Q. Did they at work when you were trying to work? A. I mean, when they’re behind me talking and catch my attention, then I’d lose my attention to what I was doing. And I never finish it. Or I was going too slow to finish it, so they kept moving me around to other things that they said I couldn’t keep up with, then they put me doing some wrapping up pallets and stuff like that and then having three or four at a time to do. I couldn’t keep up with none of it. (Tr. 52-53.) Plaintiff fails to complain of anything that would give the ALJ notice she was claiming intellectual disability. Rather, her testimony led the ALJ to find she was limited in her ability to concentrate, had difficulty interacting with the public, and keeping up a fast production pace – as
was all accounted for in the ALJ’s RFC assessment. (Tr. 21.) status examinations were generally normal and showed no impairment in cognition, speech, thought impairment, logical thought processes, and showed Ms. Huffins had average intelligence,
was fully oriented, had normal memory, and good insight and judgment. (Tr. 444-445, 455-456, 464-465, 472, 479, 486, 589, 592, 595, 598, 605, 615, 624, 629, 634, 639, 644, 649, 671, 694, 700, 703, 706, 710, 712, 715, 718, 721, 724.) Treatment notes also regularly reported Ms. Huffins having “No limitations” functionally. (Tr. 465, 472, 480, 486, 615, 624, 629, 634, 639, 644, 649, 672, 695). And the Mental Diagnostic Evaluation performed by Samuel Hester, Ph.D., revealed nothing that could be considered disabling. (Tr. 734-740.) Accordingly, I find no merit to Plaintiff’s arguments. Counsel for both sides have done exemplary work on behalf of their respective clients. But the evidence provides substantial support for the ALJ’s determination that Ms. Huffins is not disabled.

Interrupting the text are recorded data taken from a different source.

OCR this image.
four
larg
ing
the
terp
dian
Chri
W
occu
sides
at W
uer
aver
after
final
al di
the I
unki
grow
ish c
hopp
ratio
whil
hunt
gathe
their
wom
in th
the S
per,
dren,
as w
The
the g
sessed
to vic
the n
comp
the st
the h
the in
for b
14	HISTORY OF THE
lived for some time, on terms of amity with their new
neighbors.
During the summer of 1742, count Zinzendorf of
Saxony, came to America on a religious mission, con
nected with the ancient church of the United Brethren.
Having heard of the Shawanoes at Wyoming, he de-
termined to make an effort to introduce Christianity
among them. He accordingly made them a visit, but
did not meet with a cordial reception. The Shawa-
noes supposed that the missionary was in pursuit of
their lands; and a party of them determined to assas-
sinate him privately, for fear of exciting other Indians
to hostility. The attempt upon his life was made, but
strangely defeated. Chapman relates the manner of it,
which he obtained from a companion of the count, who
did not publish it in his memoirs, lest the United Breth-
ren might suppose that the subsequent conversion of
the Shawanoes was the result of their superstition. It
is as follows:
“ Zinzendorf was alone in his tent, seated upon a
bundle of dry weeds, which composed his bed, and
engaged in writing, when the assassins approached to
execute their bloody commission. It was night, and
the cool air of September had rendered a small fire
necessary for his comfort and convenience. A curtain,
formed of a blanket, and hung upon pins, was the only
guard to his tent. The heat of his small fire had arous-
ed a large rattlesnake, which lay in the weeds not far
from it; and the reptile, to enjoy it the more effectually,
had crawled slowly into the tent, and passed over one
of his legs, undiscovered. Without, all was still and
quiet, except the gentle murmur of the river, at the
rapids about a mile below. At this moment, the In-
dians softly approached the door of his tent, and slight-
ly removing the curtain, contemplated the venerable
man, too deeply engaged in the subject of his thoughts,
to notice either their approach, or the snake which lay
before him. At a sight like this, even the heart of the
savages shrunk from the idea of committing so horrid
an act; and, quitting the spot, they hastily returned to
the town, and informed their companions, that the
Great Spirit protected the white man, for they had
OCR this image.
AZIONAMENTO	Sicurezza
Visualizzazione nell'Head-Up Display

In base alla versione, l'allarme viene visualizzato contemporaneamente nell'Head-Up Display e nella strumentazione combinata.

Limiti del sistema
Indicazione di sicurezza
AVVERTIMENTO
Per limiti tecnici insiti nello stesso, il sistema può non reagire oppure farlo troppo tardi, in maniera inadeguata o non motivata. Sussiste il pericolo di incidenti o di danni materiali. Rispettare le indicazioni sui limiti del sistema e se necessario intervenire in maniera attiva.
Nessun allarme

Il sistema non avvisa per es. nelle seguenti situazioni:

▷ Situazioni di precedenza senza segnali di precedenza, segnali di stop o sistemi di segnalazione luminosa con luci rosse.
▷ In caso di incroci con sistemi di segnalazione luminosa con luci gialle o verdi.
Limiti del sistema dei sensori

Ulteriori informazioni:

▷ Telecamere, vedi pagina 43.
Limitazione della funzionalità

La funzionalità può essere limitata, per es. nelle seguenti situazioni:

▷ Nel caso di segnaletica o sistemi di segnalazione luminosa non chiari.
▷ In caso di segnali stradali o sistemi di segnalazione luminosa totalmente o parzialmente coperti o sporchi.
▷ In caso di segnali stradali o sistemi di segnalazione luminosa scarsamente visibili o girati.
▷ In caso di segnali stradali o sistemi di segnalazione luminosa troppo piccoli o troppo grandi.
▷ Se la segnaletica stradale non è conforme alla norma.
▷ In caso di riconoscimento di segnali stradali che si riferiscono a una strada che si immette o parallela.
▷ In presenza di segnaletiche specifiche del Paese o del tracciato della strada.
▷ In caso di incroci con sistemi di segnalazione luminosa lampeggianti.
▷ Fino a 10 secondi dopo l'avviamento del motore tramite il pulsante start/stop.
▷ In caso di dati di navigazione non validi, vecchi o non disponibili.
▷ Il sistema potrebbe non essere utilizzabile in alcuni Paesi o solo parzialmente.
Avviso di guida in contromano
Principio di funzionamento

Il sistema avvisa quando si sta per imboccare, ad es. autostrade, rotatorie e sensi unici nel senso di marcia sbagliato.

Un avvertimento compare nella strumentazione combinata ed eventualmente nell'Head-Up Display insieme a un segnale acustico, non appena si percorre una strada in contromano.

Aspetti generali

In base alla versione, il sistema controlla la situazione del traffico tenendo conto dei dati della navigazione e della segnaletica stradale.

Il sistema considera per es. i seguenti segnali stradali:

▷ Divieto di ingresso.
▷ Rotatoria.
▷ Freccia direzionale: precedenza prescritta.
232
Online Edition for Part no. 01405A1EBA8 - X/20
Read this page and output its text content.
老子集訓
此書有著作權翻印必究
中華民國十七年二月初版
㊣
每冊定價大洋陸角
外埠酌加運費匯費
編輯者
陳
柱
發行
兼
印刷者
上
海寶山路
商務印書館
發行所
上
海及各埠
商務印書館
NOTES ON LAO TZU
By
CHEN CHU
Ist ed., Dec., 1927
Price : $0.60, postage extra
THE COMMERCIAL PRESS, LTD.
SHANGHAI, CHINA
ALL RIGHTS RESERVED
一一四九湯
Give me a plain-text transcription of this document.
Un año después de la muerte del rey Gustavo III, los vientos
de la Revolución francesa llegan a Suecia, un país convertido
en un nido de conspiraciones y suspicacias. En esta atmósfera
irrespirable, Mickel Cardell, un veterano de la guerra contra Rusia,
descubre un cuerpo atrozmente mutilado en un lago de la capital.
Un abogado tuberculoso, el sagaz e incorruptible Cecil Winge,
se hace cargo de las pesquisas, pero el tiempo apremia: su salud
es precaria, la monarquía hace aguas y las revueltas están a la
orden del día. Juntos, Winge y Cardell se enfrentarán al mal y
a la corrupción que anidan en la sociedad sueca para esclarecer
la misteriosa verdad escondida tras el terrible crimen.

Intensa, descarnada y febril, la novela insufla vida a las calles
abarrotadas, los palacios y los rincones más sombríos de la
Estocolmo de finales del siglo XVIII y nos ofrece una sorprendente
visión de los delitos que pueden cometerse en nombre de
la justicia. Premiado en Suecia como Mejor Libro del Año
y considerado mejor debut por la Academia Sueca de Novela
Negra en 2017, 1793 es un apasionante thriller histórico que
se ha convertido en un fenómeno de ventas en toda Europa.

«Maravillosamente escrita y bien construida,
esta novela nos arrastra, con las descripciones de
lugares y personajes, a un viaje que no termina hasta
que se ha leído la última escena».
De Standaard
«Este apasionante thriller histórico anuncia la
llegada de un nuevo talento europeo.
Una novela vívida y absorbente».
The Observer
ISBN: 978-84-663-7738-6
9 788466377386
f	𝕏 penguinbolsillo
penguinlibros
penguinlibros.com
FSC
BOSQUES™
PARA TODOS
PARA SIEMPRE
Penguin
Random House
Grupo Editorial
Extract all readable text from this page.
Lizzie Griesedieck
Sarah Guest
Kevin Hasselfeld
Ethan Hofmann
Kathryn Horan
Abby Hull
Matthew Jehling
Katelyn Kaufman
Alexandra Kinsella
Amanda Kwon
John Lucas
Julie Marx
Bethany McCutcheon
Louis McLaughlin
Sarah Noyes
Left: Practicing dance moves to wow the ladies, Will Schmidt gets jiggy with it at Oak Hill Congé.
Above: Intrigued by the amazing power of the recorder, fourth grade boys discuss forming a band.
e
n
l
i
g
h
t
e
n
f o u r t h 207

I have reviewed the entire record, including the briefs, the ALJ’s decision, the transcript of the hearing, and the medical and other evidence. It is not the task of a court to review the evidence and make an independent decision. Neither is it to reverse the decision of the ALJ because there is evidence in the record which contradicts her findings. The test is whether there is substantial evidence supports the decision of the ALJ. E.g., Mapes v. Chater, 82 F.3d 259, 262 (8th Cir. 1996); Pratt v. Sullivan, 956 F.2d 830, 833 (8th Cir. 1992). There is ample evidence on the record as a whole that “a reasonable mind might accept as adequate to support [the] conclusion” of the ALJ in this case. Richardson v. Perales, 402 U.S. at 401; see also Reutter ex rel. Reutter v. Barnhart, 372 F.3d 946, 950 (8th Cir. 2004). The Commissioner’s decision is not based on legal error. IT IS, THEREFORE, ORDERED that the final decision of the Commissioner is affirmed, and Plaintiff's Complaint is dismissed with prejudice. DATED this 24" day of September 2025.